Avenir de l’Europe : les citoyens doivent s’approprier l’UE

Le Groupe des sages sur l’avenir de l’Europe appelle les leaders politiques à "changer le ton" de leurs discours et à s’assurer du soutien des citoyens dans les réformes à mener.

EURACTIV.fr

Le Groupe des sages sur l’avenir de l’Europe appelle les leaders politiques à « changer le ton » de leurs discours et à s’assurer du soutien des citoyens dans les réformes à mener.

Il ne faut pas s’attendre à des révélations majeures dans le rapport qui sera transmis par Felipe Gonzalez au président du Conseil européen Herman van Rompuy le 8 mai 2010, à l’occasion de l’ouverture des portes des institutions européennes aux citoyens. Si les auteurs (voir contexte) ont rédigé un texte qui fait œuvre « de consensus et de compromis », il envoie toutefois des messages clairs, comme « l’UE se trouve à un point clé de son histoire ».

Ils affirment également que l’UE peut être le moteur du changement dans le monde plutôt qu’un témoin passif. Ils énumèrent les choix qui doivent être faits aujourd’hui, car selon eux, ils affecteront la capacité de l’UE à agir en 2030.

Renforcer la gouvernance économique arrive en tête des rubriques. Ce n’est pas une surprise puisque Felipe Gonzalez avait manifesté son soutien à un des objectifs majeurs de la présidence espagnole de l’UE, à savoir renforcer « le gouvernement économique européen » et améliorer la coordination des politiques économiques et sociales de l’UE.  

« Nous avons besoin  : d’inclure dans les critères de convergence de l’Union des mesures pour corriger les pertes de compétitivité ; d’adopter des instruments permettant d’assurer la stabilité monétaire, de réformer le fonctionnement et la surveillance des institutions financières en amont du G20 », détaille le texte.

Le Groupe des sages plaide également en faveur d’une économie de marché sociale et compétitive œuvrant pour la cohésion sociale et l’environnement. Cela requiert selon le Groupe des sages une réforme ambitieuse et un système de mesures incitatives, s’appuyant sur la stratégie Europe 2020.

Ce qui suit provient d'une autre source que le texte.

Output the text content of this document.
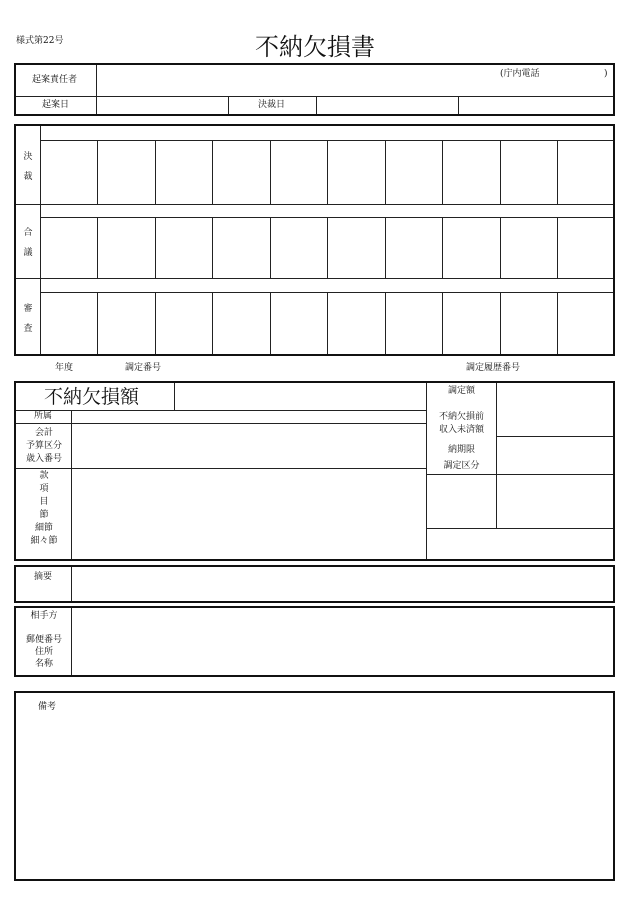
様式第22号	不納欠損書
起案責任者
(庁内電話	)
起案日	決裁日
決
裁
合
議
審
査
年度	調定番号	調定履歴番号
不納欠損額
所属
会計
予算区分
歳入番号
款
項
目
節
細節
細々節
調定額
不納欠損前
収入未済額
納期限
調定区分
摘要
相手方
郵便番号
住所
名称
備考
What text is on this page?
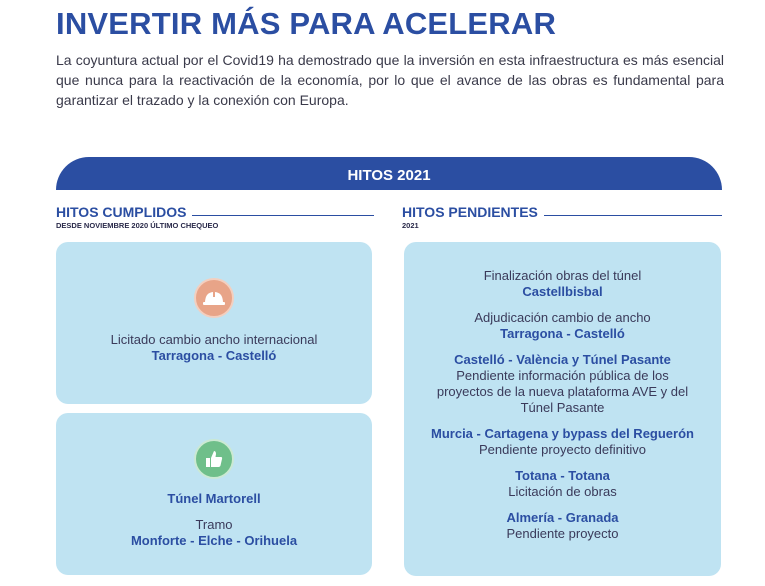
INVERTIR MÁS PARA ACELERAR

La coyuntura actual por el Covid19 ha demostrado que la inversión en esta infraestructura es más esencial que nunca para la reactivación de la economía, por lo que el avance de las obras es fundamental para garantizar el trazado y la conexión con Europa.

HITOS 2021
HITOS CUMPLIDOS
DESDE NOVIEMBRE 2020 ÚLTIMO CHEQUEO
HITOS PENDIENTES
2021
Licitado cambio ancho internacional
Tarragona - Castelló
Túnel Martorell
Tramo
Monforte - Elche - Orihuela
Finalización obras del túnel
Castellbisbal
Adjudicación cambio de ancho
Tarragona - Castelló
Castelló - València y Túnel Pasante
Pendiente información pública de los proyectos de la nueva plataforma AVE y del Túnel Pasante
Murcia - Cartagena y bypass del Reguerón
Pendiente proyecto definitivo
Totana - Totana
Licitación de obras
Almería - Granada
Pendiente proyecto
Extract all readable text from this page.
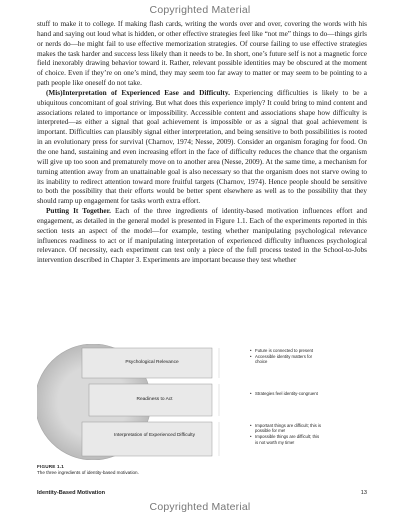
Copyrighted Material

stuff to make it to college. If making flash cards, writing the words over and over, covering the words with his hand and saying out loud what is hidden, or other effective strategies feel like “not me” things to do—things girls or nerds do—he might fail to use effective memorization strategies. Of course failing to use effective strategies makes the task harder and success less likely than it needs to be. In short, one’s future self is not a magnetic force field inexorably drawing behavior toward it. Rather, relevant possible identities may be obscured at the moment of choice. Even if they’re on one’s mind, they may seem too far away to matter or may seem to be pointing to a path people like oneself do not take.

(Mis)Interpretation of Experienced Ease and Difficulty. Experiencing difficulties is likely to be a ubiquitous concomitant of goal striving. But what does this experience imply? It could bring to mind content and associations related to importance or impossibility. Accessible content and associations shape how difficulty is interpreted—as either a signal that goal achievement is impossible or as a signal that goal achievement is important. Difficulties can plausibly signal either interpretation, and being sensitive to both possibilities is rooted in an evolutionary press for survival (Charnov, 1974; Nesse, 2009). Consider an organism foraging for food. On the one hand, sustaining and even increasing effort in the face of difficulty reduces the chance that the organism will give up too soon and prematurely move on to another area (Nesse, 2009). At the same time, a mechanism for turning attention away from an unattainable goal is also necessary so that the organism does not starve owing to its inability to redirect attention toward more fruitful targets (Charnov, 1974). Hence people should be sensitive to both the possibility that their efforts would be better spent elsewhere as well as to the possibility that they should ramp up engagement for tasks worth extra effort.

Putting It Together. Each of the three ingredients of identity-based motivation influences effort and engagement, as detailed in the general model is presented in Figure 1.1. Each of the experiments reported in this section tests an aspect of the model—for example, testing whether manipulating psychological relevance influences readiness to act or if manipulating interpretation of experienced difficulty influences psychological relevance. Of necessity, each experiment can test only a piece of the full process tested in the School-to-Jobs intervention described in Chapter 3. Experiments are important because they test whether

Psychological Relevance
Readiness to Act
Interpretation of Experienced Difficulty
• Future is connected to present
• Accessible identity matters for choice
• Strategies feel identity-congruent
• Important things are difficult; this is possible for me!
• Impossible things are difficult; this is not worth my time!
FIGURE 1.1
The three ingredients of identity-based motivation.
Identity-Based Motivation	13
Copyrighted Material
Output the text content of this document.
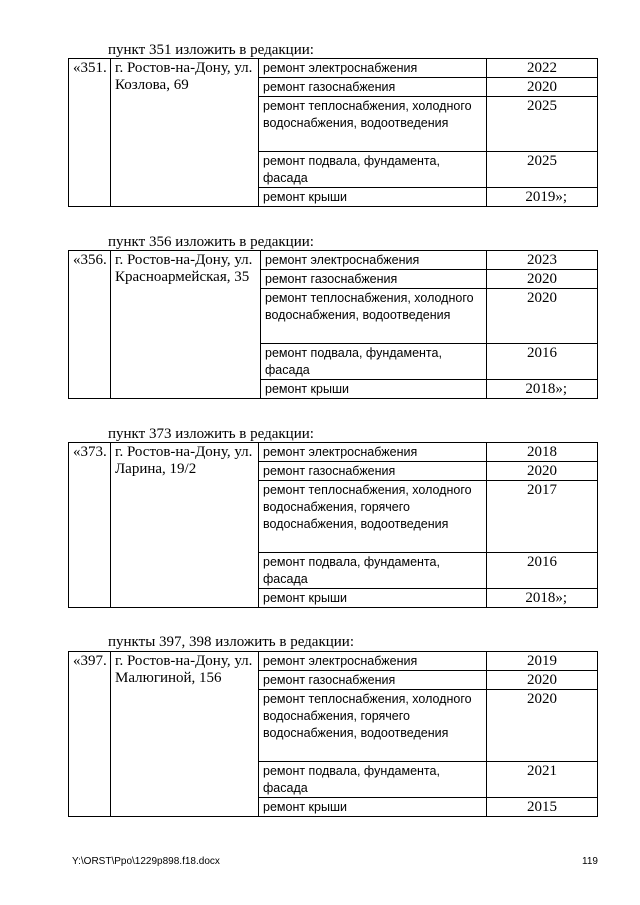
пункт 351 изложить в редакции:
«351.	г. Ростов-на-Дону, ул. Козлова, 69	ремонт электроснабжения	2022
		ремонт газоснабжения	2020
		ремонт теплоснабжения, холодного водоснабжения, водоотведения	2025
		ремонт подвала, фундамента, фасада	2025
		ремонт крыши	2019»;
пункт 356 изложить в редакции:
«356.	г. Ростов-на-Дону, ул. Красноармейская, 35	ремонт электроснабжения	2023
		ремонт газоснабжения	2020
		ремонт теплоснабжения, холодного водоснабжения, водоотведения	2020
		ремонт подвала, фундамента, фасада	2016
		ремонт крыши	2018»;
пункт 373 изложить в редакции:
«373.	г. Ростов-на-Дону, ул. Ларина, 19/2	ремонт электроснабжения	2018
		ремонт газоснабжения	2020
		ремонт теплоснабжения, холодного водоснабжения, горячего водоснабжения, водоотведения	2017
		ремонт подвала, фундамента, фасада	2016
		ремонт крыши	2018»;
пункты 397, 398 изложить в редакции:
«397.	г. Ростов-на-Дону, ул. Малюгиной, 156	ремонт электроснабжения	2019
		ремонт газоснабжения	2020
		ремонт теплоснабжения, холодного водоснабжения, горячего водоснабжения, водоотведения	2020
		ремонт подвала, фундамента, фасада	2021
		ремонт крыши	2015
Y:\ORST\Ppo\1229p898.f18.docx	119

Comme le défendaient récemment, l’ancien président de la Commission Jacques Delors et le président du Parlement européen Jerzy Buzek, le Groupe des Sages met l’accent sur le besoin de l’Union de mettre en œuvre une politique énergétique commune. La nécessité d’engager une discussion sérieuse sur la sécurité du nucléaire civil a aussi été soulignée.

Le groupe a également appelé l’Union européenne à jouer un rôle plus affirmé dans le monde.

Coupant court aux débats sur l’élargissement, le résumé du rapport développe l’idée que le bien-être et la sécurité des européens sont liés à une relation privilégiée avec leurs voisins.

Cependant, aucuns de ces objectifs affichés ne peut être atteints sans le renforcement des liens qui lient l’Union européenne à ses citoyens, ont écrit les auteurs du rapport.

Faisant écho aux récents appels de la Commission européenne destinés à régler les difficultés quotidiennes des citoyens européens, le Groupe des sages a mis l’accent sur les droits sociaux, civils, et familiaux, qui devraient être respectés dans l’ensemble de l’Union où les citoyens jouissent d’une liberté de circulation. Les sages se sont aussi mobilisés en faveur d’une meilleure coopération entre les différents échelons du pouvoir (national, régional et local) et sur une véritable participation de la société civile dans la vie politique.